Authors: Rafal Zaborowski, Bartek Wilczynski
Institution: Faculty of Mathematics, Informatics and Mechanics, University of Warsaw, Poland
License: MIT + file LICENSE
For more information please contact r.zaborowski@mimuw.edu.pl or bartek@mimuw.edu.pl
DIADEM is R package for differential analysis of Hi-C data. It takes advantage of significant correlations of main diagonals between different Hi-C data sets (cell lines, experiments, etc.). The number of diagonals (maximum genomic distance between interacting regions) depends on chromosome and data quality but usually will equal to about 5% of total number of bins in given chromosome contact map. DIADEM uses GLM to model relationship between corresponding cells of a pair of Hi-C datasets at given genomic distance and then quantifies deviatons from the model in probabilistic way. The only required input are raw Hi-C contact map files in numpy npz format.
For more details, examples and quick start refer to vignette (invoke browseVignettes(package="DIADEM")
). You can also browse documentation of individual functions or objects within the package using standard R syntax (i.e.: help(foo)
or ?foo
) or have a look at reference manual - to produce it invoke from command line R CMD Rd2pdf path-to-package-directory
specifying path to where the package has been installed, usually something like ~/R/x86_64-pc-linux-gnu-library/3.6.2/DIADEM. This will create reference manual file DIADEM.pdf in directory where you invoked building command.
The indepth description of our model together with detailed analysis and motivation is described in manuscript available at: https://www.biorxiv.org/content/10.1101/654699v3.
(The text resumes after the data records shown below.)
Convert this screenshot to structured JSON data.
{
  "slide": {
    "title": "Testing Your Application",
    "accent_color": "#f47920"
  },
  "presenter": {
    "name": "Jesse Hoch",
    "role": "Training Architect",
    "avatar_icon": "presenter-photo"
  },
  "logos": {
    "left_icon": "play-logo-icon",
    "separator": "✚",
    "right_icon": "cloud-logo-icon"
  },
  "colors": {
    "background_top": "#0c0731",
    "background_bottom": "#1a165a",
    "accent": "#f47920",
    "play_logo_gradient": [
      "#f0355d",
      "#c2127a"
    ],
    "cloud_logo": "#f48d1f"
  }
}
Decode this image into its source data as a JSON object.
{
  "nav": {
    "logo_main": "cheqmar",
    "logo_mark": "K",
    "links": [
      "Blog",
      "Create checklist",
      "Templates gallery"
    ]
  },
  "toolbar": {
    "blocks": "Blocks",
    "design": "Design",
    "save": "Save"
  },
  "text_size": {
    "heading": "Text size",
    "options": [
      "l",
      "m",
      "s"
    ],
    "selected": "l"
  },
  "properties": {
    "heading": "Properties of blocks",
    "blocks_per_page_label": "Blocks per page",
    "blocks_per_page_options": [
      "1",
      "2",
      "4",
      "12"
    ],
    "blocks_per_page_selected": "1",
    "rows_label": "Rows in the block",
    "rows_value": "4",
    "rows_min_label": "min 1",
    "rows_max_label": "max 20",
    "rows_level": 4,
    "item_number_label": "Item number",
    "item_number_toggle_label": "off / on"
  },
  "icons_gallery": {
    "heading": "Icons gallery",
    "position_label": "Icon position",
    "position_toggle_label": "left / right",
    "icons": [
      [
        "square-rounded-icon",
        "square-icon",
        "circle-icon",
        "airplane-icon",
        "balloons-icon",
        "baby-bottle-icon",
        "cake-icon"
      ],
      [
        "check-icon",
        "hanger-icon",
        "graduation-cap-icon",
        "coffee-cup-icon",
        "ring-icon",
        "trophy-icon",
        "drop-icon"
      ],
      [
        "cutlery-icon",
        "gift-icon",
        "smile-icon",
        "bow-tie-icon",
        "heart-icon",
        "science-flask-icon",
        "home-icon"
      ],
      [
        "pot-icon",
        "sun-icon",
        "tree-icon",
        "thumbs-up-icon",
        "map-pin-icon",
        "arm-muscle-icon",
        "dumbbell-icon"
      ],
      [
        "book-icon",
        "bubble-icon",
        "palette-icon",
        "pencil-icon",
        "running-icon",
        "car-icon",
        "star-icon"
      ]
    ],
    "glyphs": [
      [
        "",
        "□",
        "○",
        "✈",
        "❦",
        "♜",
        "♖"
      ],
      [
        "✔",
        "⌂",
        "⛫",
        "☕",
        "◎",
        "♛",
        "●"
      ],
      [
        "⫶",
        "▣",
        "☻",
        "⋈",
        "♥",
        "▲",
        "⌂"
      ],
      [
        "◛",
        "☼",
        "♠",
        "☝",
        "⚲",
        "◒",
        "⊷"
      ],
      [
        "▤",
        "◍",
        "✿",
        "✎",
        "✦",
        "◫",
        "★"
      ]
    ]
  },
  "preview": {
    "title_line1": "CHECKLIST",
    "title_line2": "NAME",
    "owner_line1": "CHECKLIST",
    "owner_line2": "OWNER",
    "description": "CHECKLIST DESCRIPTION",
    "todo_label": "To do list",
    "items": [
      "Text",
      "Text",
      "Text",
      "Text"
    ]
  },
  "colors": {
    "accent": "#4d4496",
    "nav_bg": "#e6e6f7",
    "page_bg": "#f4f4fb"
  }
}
The code is written in R, but data storage is done with numpy, so main requirements are (versions for which tests were performed are given in parenthesis):
Additionally following R packages are required:
Following additional packages are required to run examples, make plotting and to build vignette:
NOTE: Some of the above R packages require GSL (GNU Scientific Library). Before installation make sure that libgsl-dev is installed (sudo apt-get install libgsl-dev
on Ubuntu).
Two ways of installation are possible (both require R package devtools to be installed):
from github repository:
r
devtools::install_github("rz6/DIADEM", build_vignettes = TRUE)
from source: clone (:warning: NOTE: it must be cloned with --recursive flag, i.e.: git clone --recursive https://github.com/rz6/DIADEM.git
) repository - by default to directory: diadem, cd to directory containing cloned repo, open R and run:
r
devtools::install("diadem", build_vignettes = TRUE)
:warning: This repository contains submodule, which must be cloned as well for package to compile. Therefore this repository MUST be cloned with --recursive flag.
Import DIADEM package and list functions inside it:
library("DIADEM")
getNamespaceExports("DIADEM")
A good introduction with some examples and more precise description may be found in vignette. To print it call:
browseVignettes(package="DIADEM")
If the above will not render the vignette you can find it in your package installation directory (typically something like ~/R/x86_64-pc-linux-gnu-library/3.6.2/DIADEM) under doc/DIADEM.html path.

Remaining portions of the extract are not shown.